I love the Aquaracer and would have bought mine sooner if I wasn’t worried about the dreaded Cailbre 5. Having experienced a fault on it after 7 months, I would not buy another now. That would change somewhat if they switched to a solid movement which could be relied upon for more than 7 months!

The problem is that they have hiked the pricing of the current model so far now that they would expect to add quite a bit more again on top, as and when they put a decent movement inside.

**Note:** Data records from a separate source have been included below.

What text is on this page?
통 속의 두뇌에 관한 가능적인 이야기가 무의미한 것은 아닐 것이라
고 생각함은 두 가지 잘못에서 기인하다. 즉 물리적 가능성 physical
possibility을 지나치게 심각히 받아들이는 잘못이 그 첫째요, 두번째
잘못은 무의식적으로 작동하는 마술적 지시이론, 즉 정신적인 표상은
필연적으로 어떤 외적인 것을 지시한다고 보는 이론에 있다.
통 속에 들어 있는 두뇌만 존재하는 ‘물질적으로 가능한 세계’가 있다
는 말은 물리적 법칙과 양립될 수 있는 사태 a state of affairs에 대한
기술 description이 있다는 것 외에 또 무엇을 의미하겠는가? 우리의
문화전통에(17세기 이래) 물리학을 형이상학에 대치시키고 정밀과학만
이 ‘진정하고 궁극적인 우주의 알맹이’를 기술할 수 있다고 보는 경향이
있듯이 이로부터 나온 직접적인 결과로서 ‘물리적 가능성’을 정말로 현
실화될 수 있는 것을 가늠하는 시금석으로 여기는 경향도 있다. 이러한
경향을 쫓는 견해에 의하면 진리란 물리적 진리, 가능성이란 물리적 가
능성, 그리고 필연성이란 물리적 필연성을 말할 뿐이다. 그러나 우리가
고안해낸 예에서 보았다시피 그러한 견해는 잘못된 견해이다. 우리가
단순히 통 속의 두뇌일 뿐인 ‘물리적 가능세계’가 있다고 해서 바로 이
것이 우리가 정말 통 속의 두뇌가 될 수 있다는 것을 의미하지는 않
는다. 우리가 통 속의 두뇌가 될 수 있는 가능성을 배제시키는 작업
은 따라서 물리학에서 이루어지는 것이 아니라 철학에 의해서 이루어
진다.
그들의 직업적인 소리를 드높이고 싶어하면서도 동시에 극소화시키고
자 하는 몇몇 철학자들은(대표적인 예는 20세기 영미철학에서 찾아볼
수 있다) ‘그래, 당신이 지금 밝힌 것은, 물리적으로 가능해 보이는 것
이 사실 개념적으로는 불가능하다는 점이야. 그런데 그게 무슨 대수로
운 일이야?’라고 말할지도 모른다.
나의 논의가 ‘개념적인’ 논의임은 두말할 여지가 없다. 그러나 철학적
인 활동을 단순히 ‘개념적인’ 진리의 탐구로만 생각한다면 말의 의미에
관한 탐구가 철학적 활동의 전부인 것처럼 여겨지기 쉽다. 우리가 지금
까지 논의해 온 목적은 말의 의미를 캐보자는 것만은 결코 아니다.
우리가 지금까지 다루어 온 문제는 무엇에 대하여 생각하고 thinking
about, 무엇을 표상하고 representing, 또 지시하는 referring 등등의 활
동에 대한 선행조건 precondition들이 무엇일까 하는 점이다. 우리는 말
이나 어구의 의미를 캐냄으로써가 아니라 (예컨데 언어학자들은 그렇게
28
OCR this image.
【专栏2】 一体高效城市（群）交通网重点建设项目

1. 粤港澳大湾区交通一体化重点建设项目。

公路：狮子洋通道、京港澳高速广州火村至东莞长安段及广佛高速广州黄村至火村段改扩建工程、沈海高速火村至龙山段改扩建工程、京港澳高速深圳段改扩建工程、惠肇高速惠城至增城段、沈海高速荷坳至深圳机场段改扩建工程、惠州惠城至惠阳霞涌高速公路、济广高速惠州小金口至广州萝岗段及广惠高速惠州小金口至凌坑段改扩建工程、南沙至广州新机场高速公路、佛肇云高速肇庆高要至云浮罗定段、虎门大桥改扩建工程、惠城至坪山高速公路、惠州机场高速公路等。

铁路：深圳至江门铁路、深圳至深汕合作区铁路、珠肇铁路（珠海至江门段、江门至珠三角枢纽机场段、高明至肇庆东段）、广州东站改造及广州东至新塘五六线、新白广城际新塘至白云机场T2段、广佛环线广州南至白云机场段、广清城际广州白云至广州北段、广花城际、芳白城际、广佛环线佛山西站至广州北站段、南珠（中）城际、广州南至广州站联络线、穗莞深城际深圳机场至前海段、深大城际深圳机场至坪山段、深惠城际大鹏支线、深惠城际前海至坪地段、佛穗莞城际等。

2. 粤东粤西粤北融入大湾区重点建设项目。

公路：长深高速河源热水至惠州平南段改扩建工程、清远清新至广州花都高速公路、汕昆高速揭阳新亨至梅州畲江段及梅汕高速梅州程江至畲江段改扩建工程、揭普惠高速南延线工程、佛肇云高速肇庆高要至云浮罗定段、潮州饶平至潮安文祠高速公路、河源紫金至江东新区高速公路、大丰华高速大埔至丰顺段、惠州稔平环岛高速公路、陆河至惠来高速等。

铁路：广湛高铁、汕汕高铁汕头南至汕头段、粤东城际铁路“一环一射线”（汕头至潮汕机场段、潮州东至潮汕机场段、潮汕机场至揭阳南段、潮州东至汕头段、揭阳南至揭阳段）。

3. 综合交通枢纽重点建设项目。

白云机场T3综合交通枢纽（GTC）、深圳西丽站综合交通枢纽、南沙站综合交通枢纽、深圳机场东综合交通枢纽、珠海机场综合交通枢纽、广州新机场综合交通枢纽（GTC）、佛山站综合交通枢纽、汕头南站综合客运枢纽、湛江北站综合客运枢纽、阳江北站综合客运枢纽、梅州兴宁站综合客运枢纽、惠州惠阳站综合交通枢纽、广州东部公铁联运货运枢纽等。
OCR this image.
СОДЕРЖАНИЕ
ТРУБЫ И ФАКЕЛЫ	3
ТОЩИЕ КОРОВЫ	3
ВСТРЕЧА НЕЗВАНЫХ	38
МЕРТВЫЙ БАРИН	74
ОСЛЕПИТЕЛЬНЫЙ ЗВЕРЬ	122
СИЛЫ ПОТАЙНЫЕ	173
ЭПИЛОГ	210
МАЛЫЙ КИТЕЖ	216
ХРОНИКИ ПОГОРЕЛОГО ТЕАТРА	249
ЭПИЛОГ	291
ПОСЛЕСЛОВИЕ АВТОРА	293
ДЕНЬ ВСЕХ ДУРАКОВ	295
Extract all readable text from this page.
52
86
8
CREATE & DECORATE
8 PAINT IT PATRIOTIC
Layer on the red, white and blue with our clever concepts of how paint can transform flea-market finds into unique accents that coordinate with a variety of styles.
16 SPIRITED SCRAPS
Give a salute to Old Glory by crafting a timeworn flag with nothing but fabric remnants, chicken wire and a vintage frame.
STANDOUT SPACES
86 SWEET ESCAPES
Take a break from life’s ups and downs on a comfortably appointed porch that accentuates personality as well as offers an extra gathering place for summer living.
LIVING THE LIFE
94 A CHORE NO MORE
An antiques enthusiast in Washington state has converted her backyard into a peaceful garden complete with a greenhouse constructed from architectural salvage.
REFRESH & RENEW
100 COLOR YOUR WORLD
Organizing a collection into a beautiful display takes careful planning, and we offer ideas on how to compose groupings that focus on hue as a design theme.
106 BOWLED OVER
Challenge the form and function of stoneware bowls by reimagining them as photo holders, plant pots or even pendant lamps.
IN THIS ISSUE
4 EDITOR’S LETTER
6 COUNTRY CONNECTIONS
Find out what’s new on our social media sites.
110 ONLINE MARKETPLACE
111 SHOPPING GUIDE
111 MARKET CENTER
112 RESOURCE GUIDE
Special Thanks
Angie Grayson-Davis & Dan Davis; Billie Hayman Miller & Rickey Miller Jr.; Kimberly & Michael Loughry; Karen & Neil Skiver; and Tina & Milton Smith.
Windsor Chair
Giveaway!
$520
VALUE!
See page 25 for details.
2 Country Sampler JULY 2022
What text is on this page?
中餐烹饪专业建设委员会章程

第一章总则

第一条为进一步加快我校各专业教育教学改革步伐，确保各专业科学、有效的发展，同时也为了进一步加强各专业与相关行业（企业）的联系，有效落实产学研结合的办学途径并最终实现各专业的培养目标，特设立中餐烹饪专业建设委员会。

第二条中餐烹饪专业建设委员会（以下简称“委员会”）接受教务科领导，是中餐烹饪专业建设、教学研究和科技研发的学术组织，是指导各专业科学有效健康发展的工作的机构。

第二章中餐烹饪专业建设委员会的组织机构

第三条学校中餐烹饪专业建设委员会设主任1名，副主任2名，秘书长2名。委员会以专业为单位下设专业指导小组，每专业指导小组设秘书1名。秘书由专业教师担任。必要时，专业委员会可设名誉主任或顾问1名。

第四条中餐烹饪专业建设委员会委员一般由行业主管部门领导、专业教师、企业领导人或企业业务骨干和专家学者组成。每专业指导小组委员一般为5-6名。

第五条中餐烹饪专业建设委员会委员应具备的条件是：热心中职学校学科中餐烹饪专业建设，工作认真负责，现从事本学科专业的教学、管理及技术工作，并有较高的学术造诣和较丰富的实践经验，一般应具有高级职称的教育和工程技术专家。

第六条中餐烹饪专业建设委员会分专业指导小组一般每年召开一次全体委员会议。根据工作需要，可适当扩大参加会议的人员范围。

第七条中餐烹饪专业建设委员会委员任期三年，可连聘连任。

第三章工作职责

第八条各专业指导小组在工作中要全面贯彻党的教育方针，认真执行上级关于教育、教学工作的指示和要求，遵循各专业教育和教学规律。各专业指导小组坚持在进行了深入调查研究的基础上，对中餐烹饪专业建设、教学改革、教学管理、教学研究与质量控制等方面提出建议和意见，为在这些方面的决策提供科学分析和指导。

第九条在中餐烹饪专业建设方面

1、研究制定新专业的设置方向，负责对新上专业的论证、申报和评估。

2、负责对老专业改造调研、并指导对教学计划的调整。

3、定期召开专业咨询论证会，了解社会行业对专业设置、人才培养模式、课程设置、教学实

They are a good way off having s movement like that in the Seamaster for example, let alone the quality of the rest of the piece too.
I’m very confused about the Cal. 5 being unreliable… from what I understand, it’s a standard ETA 2824, or Sellita SW200. Both of which are known to be incredibly reliable and easy to service. I get that Sellita kind of sucks… they have a higher failure rate than ETA, and I’ve experienced that… but in my 20 years of collecting watches on and off, I’ve only had one issue with this movement type, and that was an SW200.

What exactly is TAG doing differently than Breitling, Tudor, and pretty much every other Swiss brand? Don’t get me wrong, I hear this being brought up a lot, so I believe that owners are having issues. I’m just curious as to how that could be?